After convening an expert group to assess the epidemic on Wednesday, the U.N. health agency said "response activities need to be intensified and ongoing vigilance is critical."
Aid organizations have expressed alarm as the rate of new Ebola cases more than doubled this month and resistance to efforts to stop the virus has turned violent. WHO has warned the risk of Ebola spreading in the region is "very high" as confirmed cases were reported close to the Ugandan border. It says the risk of international spread is low.
Congo says there have been 181 confirmed cases, including 104 deaths.
To warrant being declared a global emergency, an outbreak must be "an extraordinary event" that might cross borders, requiring a coordinated response. WHO has previously made such pronouncements for epidemics including Zika in the Americas in 2016, Ebola in West Africa in 2014 and the swine flu pandemic in 2009.
Robert Steffen, chair of the WHO's emergency committee, said that since there is already high awareness of the epidemic's dangers and an extensive response in Congo, there was "no added value" to declaring a global emergency.
Last week, Congo's health minister said the majority of cases were not previously identified contacts of other Ebola patients, meaning officials aren't able to easily track where the virus is spreading. It said these patients' links to Ebola "were only identified after profound investigation." Most of the newly confirmed cases have been in Beni, where there has sometimes been violent resistance to outbreak responders.
Earlier this month new measures were introduced in Beni, including authorization for health teams to call on security forces during safe burials and criminal sanctions against those who hide suspected cases or don't send them to Ebola clinics.
Experts said such suspicion was fueling the epidemic.
"It's very worrying that new cases are appearing that we can't trace," said Julie Fischer, a global health expert at Georgetown University.

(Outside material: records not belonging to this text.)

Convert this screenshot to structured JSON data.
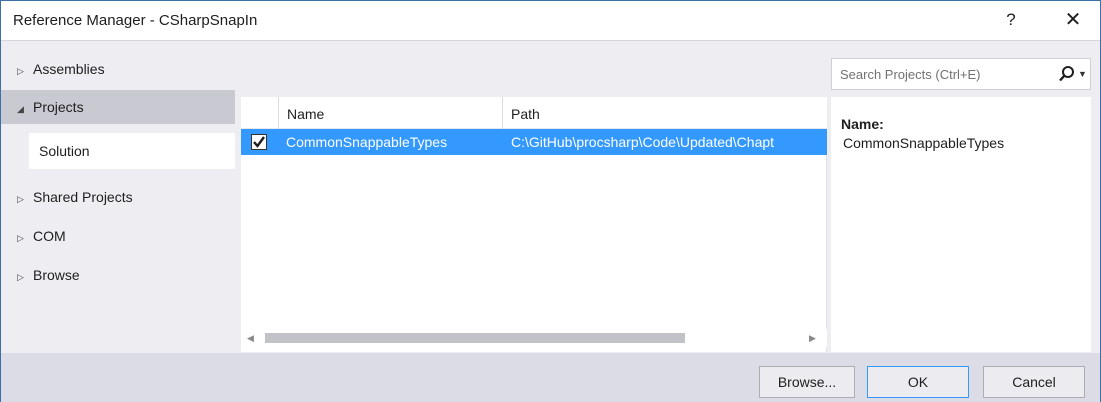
{
  "window": {
    "title": "Reference Manager - CSharpSnapIn",
    "help_glyph": "?",
    "close_glyph": "✕"
  },
  "nav": {
    "items": [
      {
        "label": "Assemblies",
        "expanded": false
      },
      {
        "label": "Projects",
        "expanded": true,
        "selected": true
      },
      {
        "label": "Shared Projects",
        "expanded": false
      },
      {
        "label": "COM",
        "expanded": false
      },
      {
        "label": "Browse",
        "expanded": false
      }
    ],
    "sub_items": [
      {
        "label": "Solution"
      }
    ],
    "collapsed_arrow": "▷",
    "expanded_arrow": "◢"
  },
  "search": {
    "placeholder": "Search Projects (Ctrl+E)",
    "value": ""
  },
  "grid": {
    "columns": [
      "",
      "Name",
      "Path"
    ],
    "rows": [
      {
        "checked": true,
        "name": "CommonSnappableTypes",
        "path": "C:\\GitHub\\procsharp\\Code\\Updated\\Chapt"
      }
    ],
    "selection_color": "#3399ff"
  },
  "detail": {
    "label": "Name:",
    "value": "CommonSnappableTypes"
  },
  "footer": {
    "browse_label": "Browse...",
    "ok_label": "OK",
    "cancel_label": "Cancel"
  },
  "colors": {
    "accent": "#3399ff",
    "nav_selected": "#c9c9d2",
    "footer": "#dcdce6"
  }
}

She said shutting down an Ebola outbreak often requires that aid workers convince people to avoid risky behaviors like traditional burial practices and poor infection control. "If there's no trust in these experts, it's hard. But if there's violence, it's impossible."

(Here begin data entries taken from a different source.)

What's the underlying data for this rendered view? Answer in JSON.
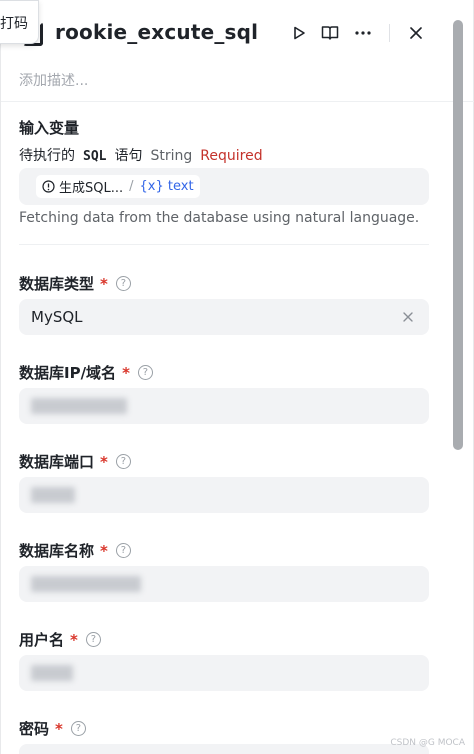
{
  "float_tag": {
    "label": "打码"
  },
  "header": {
    "title": "rookie_excute_sql",
    "description_placeholder": "添加描述..."
  },
  "input_section": {
    "title": "输入变量",
    "variable": {
      "desc": "待执行的",
      "name": "SQL",
      "suffix": "语句",
      "type": "String",
      "required": "Required"
    },
    "reference": {
      "source": "生成SQL...",
      "separator": "/",
      "var": "{x} text"
    },
    "hint": "Fetching data from the database using natural language."
  },
  "fields": [
    {
      "label": "数据库类型",
      "value": "MySQL"
    },
    {
      "label": "数据库IP/域名",
      "value": ""
    },
    {
      "label": "数据库端口",
      "value": ""
    },
    {
      "label": "数据库名称",
      "value": ""
    },
    {
      "label": "用户名",
      "value": ""
    },
    {
      "label": "密码",
      "value": ""
    }
  ],
  "star": "*",
  "help": "?",
  "watermark": "CSDN @G MOCA",
  "colors": {
    "required": "#c4322b",
    "var_link": "#3366e8",
    "input_bg": "#f2f3f5"
  }
}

The International Rescue Committee noted that the daily number of cases has doubled just in the last week compared to last month, largely due to the forced suspension of control efforts in late September after a deadly rebel attack in Beni.
"If there is insecurity in the region and if the community stops us from implementing our control activities, then our hands are tied," said Dr. Michelle Gayer, senior director of emergency health at the IRC. She predicted that unless the situation drastically changes, Ebola could drag into next year. "Outbreaks are very hard to predict, but I have a feeling we're looking at another six months."
WHO's director-general, Tedros Adhanom Ghebreyesus, said they were "trying within this year" to stop Ebola.
Fischer said it was encouraging that WHO had at least convened its expert committee to reflect on the gravity of the epidemic in its early stages, something the U.N. agency failed to do during the devastating West Africa Ebola outbreak.
"The decision to convene the emergency committee is certainly made by people haunted by what happened in 2014," Fischer said.
As the virus exploded in Guinea, Sierra Leone and Liberia in early 2014, WHO resisted numerous calls to declare the situation an international emergency. Not until August, when the virus has spread to multiple countries — and until 1,000 people had died — did WHO call an expert meeting to consider the outbreak's global implications.
An Associated Press investigation found WHO delayed declaring the outbreak to be a global emergency for months, partly out of fears such an announcement would anger the African countries involved or hurt their economies.